7.3 Optical Integration

The wide 120-degree viewing angle makes this LED suitable for applications requiring broad, diffuse illumination. For more directed light, secondary optics such as lenses or light pipes may be employed. The package dimensions and radiation pattern data are essential for designing these optical elements.
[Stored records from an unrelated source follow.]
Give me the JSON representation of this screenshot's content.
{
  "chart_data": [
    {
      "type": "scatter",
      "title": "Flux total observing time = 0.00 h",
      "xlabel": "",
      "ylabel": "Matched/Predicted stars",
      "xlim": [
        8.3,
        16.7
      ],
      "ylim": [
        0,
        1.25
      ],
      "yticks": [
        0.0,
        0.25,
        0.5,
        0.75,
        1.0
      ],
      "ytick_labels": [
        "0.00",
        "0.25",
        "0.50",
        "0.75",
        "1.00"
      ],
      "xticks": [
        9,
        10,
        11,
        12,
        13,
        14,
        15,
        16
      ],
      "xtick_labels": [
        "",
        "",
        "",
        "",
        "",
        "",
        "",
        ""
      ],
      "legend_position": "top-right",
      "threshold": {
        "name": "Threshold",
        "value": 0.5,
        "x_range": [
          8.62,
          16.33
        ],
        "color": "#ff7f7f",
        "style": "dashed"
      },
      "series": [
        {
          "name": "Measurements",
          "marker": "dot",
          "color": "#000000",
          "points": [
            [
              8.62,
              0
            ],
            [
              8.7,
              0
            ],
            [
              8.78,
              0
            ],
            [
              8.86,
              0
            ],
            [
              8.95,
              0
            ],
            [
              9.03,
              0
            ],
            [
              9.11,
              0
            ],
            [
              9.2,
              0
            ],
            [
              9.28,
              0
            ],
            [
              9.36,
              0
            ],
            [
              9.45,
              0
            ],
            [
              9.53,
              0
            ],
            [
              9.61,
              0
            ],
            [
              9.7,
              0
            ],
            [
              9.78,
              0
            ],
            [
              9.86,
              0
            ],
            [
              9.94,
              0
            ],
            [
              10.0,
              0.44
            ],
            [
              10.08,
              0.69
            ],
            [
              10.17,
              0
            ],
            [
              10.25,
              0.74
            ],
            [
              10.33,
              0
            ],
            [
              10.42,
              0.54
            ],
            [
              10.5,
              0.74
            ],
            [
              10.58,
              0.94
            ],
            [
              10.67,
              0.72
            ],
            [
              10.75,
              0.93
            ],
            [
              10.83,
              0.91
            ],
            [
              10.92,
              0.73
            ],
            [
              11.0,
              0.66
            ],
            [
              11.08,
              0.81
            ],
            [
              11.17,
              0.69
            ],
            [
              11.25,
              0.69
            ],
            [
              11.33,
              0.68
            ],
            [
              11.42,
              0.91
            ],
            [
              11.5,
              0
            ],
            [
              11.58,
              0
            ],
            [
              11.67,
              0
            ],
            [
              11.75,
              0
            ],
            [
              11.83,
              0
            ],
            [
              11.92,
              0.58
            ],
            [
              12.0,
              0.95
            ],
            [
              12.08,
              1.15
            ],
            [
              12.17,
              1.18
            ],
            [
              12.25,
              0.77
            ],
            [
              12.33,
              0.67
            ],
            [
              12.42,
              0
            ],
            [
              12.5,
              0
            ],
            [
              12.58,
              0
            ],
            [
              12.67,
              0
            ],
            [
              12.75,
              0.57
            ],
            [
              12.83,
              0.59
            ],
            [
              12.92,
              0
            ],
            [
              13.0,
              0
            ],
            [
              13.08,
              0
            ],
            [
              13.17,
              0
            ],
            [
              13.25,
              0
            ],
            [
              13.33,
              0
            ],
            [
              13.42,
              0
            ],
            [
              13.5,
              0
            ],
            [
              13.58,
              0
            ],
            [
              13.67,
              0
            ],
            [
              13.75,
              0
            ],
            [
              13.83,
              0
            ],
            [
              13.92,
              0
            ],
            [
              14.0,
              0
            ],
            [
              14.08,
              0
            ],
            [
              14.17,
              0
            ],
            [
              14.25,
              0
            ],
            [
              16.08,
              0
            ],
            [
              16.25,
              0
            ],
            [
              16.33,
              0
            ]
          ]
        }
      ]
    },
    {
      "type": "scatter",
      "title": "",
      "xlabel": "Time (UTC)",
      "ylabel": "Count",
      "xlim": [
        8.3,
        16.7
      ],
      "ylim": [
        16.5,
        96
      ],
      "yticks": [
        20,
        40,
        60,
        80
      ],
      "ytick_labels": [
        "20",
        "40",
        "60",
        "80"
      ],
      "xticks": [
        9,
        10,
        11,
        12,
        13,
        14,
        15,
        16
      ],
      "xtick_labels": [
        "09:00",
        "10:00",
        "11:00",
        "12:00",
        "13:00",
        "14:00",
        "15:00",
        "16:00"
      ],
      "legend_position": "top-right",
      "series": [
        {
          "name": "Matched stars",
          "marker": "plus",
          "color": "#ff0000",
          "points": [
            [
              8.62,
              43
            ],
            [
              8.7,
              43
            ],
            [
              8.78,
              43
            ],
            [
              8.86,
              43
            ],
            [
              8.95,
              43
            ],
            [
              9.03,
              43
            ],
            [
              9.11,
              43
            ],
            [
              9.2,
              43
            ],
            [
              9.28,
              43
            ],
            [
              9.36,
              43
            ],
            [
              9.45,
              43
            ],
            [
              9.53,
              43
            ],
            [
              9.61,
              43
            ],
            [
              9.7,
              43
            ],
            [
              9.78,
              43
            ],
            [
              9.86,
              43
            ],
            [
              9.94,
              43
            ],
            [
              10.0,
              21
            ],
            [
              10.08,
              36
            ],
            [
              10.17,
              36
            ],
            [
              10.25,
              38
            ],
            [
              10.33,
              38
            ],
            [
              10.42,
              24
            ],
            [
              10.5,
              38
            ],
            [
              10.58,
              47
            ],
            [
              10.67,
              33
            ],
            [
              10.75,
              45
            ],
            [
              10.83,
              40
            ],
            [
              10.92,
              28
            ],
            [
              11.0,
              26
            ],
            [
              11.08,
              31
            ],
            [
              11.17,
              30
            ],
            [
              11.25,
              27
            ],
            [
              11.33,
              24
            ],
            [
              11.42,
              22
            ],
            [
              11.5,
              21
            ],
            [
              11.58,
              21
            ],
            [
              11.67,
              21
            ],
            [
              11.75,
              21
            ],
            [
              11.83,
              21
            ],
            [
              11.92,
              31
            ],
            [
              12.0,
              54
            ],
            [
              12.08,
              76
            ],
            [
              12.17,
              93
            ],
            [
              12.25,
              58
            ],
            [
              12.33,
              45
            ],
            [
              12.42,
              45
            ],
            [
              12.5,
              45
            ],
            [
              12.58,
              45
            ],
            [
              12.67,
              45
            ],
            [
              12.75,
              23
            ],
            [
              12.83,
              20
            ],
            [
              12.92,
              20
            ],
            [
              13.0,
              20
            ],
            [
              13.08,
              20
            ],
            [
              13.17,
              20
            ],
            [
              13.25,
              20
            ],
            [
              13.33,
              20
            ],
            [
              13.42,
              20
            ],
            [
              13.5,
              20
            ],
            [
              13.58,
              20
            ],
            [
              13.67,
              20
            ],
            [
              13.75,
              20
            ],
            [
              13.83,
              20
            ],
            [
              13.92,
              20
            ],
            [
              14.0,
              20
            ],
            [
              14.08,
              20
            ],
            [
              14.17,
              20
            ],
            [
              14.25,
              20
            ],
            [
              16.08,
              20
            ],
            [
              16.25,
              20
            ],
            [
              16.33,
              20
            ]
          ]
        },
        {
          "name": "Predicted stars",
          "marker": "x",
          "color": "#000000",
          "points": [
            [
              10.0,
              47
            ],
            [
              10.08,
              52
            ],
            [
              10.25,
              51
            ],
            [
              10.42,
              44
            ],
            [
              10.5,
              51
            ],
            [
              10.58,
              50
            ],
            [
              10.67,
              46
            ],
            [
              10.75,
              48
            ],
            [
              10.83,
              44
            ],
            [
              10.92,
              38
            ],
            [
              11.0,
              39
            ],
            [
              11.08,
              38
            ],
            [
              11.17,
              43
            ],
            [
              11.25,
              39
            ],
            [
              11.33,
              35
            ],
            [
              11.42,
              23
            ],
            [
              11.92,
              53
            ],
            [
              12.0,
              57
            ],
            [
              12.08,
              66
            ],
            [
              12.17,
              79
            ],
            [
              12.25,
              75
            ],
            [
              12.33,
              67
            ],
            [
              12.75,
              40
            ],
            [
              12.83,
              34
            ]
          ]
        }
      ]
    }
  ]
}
8. Technical Comparison and Selection Guidance

The 18-225 series offers two distinct technologies in one package footprint. The B6 (InGaN) blue LED provides a shorter wavelength, higher forward voltage, and higher power dissipation capability but has a lower ESD tolerance. The R6 (AlGaInP) brilliant red LED offers a longer wavelength, lower forward voltage, and superior ESD robustness but has a lower maximum power dissipation. The choice between them is primarily driven by the required color. For applications where both colors might be used on the same board, the differing forward voltages necessitate separate current-limiting resistor calculations for each color channel to achieve uniform current and thus controlled brightness.

9. Frequently Asked Questions (FAQ)

Q: Can I drive this LED directly from a microcontroller GPIO pin?
A: Generally, no. Most microcontroller pins cannot source or sink the 20-25 mA typical operating current of these LEDs. An external current-limiting resistor and often a transistor driver are required.
Q: Why is the ESD rating different for the blue and red versions?
A> The difference stems from the inherent material properties of the InGaN (blue) and AlGaInP (red) semiconductor chips. AlGaInP structures are typically more robust against electrostatic discharge.
Q: What does \"water clear\" resin color mean?
A: It indicates the encapsulating lens of the LED is transparent, not diffused or tinted. This allows the true chip color (blue or red) to be emitted, often resulting in higher perceived brightness and more saturated color compared to a diffused package.
Q: How do I interpret the binning codes (CAT, HUE, REF) on the label?
A: These codes correspond to specific ranges of luminous intensity, dominant wavelength/chromaticity, and forward voltage, respectively. They allow manufacturers to group LEDs with similar performance. For critical applications, consult the manufacturer's detailed binning document to select the appropriate code for your needs.